Proteostasis Nabs Partnership, $20M Investment, from Elan To Pursue Neurology Drugs
Cambridge, MA-based Proteostasis Therapeutics has found a big new benefactor to support its R&D against neurological diseases.
Proteostasis said today it has formed a strategic alliance with Ireland-based Elan to develop traditional small molecule drugs and diagnostics with Proteostasis against neurodegenerative diseases like Parkinson’s, Huntington’s, and multiple sclerosis. Elan, the developer of the hit multiple sclerosis drug natalizumab (Tysabri), has agreed to invest $20 million into the small company, and may pump in another $30 million over the next five years. In return, Elan is getting a 24 percent ownership stake in Proteostasis now, a seat on its board of directors and scientific advisory board, and the first chance to exclusively license new drug compounds from the collaboration, the companies said in a statement.
Proteostasis has been pretty quiet lately, but it made a splash in the Boston biotech scene in September 2008 when it raised a whopping $45 million in its initial venture financing from HealthCare Ventures, Fidelity Biosciences, New Enterprise Associates, Novartis Option Fund, and Genzyme Ventures. The founding science came from the San Diego labs of Jeff Kelly at The Scripps Research Institute and Andrew Dillin at the Salk Institute for Biological Studies, and Richard Morimoto at Northwestern University.
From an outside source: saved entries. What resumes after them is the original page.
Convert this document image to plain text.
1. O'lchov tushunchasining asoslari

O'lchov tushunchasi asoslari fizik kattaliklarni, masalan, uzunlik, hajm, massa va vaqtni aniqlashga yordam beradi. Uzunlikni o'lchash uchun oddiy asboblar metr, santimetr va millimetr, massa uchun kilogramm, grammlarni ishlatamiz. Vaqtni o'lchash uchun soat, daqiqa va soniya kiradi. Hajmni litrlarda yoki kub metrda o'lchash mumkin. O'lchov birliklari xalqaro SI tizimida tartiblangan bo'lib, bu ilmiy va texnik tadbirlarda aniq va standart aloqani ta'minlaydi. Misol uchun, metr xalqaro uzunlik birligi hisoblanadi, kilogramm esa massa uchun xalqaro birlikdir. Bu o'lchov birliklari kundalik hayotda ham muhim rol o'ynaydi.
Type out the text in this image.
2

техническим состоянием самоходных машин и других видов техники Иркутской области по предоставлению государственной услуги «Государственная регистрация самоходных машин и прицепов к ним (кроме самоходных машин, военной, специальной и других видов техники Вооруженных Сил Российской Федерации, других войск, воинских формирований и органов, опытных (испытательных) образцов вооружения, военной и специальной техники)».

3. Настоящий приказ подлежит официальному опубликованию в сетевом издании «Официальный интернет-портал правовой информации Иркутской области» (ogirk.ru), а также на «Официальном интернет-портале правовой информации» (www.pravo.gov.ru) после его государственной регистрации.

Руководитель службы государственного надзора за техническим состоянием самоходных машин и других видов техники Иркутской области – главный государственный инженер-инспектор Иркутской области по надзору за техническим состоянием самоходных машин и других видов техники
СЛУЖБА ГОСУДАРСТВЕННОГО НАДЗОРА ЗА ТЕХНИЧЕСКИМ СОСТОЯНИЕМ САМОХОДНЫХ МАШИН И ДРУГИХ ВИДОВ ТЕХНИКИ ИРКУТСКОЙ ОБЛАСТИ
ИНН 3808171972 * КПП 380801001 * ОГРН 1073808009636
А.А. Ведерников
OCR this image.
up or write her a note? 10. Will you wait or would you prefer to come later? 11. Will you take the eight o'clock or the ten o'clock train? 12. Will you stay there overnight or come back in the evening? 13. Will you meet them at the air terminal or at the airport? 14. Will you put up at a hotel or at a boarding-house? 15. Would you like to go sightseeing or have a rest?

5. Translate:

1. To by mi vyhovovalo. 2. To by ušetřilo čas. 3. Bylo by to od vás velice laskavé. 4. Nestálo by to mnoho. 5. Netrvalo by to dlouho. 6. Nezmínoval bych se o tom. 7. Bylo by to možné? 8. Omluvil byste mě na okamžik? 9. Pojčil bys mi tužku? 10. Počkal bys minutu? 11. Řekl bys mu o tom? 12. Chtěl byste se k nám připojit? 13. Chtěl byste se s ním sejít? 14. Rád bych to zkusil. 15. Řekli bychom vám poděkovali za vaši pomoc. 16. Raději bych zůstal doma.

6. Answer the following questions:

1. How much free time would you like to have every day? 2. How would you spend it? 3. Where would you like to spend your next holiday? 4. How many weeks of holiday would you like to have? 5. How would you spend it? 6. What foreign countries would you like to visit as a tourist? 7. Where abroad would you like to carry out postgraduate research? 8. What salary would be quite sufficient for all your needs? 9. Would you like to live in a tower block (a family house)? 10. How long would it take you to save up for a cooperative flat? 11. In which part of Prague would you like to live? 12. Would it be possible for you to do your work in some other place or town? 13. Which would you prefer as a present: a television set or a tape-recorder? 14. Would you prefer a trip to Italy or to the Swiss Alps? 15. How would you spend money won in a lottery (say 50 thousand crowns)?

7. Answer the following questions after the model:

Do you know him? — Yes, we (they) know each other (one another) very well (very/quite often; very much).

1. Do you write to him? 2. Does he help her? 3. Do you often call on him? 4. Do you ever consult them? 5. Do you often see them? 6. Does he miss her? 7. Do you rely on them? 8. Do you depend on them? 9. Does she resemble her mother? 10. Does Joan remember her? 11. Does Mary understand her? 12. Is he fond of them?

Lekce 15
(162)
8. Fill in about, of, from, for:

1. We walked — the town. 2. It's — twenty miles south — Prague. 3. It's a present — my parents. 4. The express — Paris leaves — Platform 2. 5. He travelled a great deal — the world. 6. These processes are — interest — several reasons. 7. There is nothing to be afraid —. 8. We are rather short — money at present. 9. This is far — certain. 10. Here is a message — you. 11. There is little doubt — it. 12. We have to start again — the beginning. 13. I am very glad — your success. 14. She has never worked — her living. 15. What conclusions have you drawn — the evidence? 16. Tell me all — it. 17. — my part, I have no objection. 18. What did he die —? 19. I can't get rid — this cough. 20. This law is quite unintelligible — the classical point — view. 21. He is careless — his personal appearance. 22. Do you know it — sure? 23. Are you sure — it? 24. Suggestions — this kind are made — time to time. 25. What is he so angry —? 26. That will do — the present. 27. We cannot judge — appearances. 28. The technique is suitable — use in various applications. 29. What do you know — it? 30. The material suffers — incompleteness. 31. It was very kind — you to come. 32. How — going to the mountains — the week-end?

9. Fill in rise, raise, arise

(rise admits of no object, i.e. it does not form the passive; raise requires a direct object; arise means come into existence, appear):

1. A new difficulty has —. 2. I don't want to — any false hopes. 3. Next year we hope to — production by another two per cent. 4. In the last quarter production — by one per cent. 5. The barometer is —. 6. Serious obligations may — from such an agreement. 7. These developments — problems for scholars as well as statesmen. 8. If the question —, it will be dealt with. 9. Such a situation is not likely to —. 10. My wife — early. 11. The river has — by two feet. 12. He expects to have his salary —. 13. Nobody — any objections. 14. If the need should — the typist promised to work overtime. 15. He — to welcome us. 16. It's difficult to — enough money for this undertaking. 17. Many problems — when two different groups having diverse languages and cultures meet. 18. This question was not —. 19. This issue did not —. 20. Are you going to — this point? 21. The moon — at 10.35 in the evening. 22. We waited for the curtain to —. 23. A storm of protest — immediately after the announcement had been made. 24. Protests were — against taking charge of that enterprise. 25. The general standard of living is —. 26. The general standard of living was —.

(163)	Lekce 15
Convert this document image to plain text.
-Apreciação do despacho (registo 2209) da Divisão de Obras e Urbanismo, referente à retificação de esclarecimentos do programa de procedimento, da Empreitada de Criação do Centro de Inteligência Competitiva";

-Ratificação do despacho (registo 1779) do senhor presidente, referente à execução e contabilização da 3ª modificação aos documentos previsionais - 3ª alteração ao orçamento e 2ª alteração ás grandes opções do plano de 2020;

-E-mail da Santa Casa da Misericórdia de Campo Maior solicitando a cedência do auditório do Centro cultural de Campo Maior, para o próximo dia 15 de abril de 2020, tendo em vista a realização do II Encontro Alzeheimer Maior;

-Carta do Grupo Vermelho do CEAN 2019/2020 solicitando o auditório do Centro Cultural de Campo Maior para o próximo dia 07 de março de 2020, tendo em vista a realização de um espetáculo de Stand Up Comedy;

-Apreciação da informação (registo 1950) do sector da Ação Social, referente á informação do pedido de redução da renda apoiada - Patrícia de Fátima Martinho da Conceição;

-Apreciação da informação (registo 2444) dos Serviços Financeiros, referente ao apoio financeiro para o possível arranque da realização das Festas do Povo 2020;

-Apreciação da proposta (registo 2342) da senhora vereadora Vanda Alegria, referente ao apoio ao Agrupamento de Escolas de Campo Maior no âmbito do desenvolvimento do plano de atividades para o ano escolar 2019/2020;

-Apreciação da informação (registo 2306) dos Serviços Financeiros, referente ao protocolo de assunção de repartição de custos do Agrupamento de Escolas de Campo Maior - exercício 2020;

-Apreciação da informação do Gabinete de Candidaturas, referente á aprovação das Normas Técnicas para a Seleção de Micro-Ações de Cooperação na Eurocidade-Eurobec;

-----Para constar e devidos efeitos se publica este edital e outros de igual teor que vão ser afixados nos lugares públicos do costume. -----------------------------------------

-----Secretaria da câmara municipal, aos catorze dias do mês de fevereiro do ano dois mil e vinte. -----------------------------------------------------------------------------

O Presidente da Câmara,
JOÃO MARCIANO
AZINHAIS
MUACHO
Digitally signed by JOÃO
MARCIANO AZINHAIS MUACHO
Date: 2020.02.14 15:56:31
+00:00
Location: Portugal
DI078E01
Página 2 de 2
As I described in a feature story a year ago, Proteostasis is about delving into biology that seeks to alter protein pathways that deteriorate as people age, which can lead to neurodegenerative diseases like Alzheimer’s and Parkinson’s. When people are young and healthy, they might produce amyloid plaques, for example, but a network of proteins works to dispose of them. One theory is about Alzheimer’s is that as people age, this garbage disposal network weakens, amyloid plaques build up, and it leads to the cognitive impairment in the brain that’s associated with Alzheimer’s.
Today’s statement had a few details on what each party is supposed to bring to the table. It said that Proteostasis will contribute its discovery technology, novel biological targets, and drug candidates. Elan plans to contribute with its proprietary animal models, biology, medicinal chemistry, and clinical development.
Proteostasis’ president and chief scientist, Peter Reinhardt, said Elan is “a proven leader” who will help speed up the R&D progress at Proteostasis. Kelly Martin, Elan’s CEO, added: “This initiative with Proteostasis reinforces our commitment and strategic business objective of being an exceptionally high-caliber, science-driven company and provides a multitude of opportunities for Elan to advance its position as a world leader in the broad field of neuroscience.”
This isn’t the only Boston-Ireland connection we’ve seen in these pages lately. Elan recently agreed to sell one of its divisions to Waltham, MA-based Alkermes (NASDAQ: ALKS) for $960 million in cash and stock.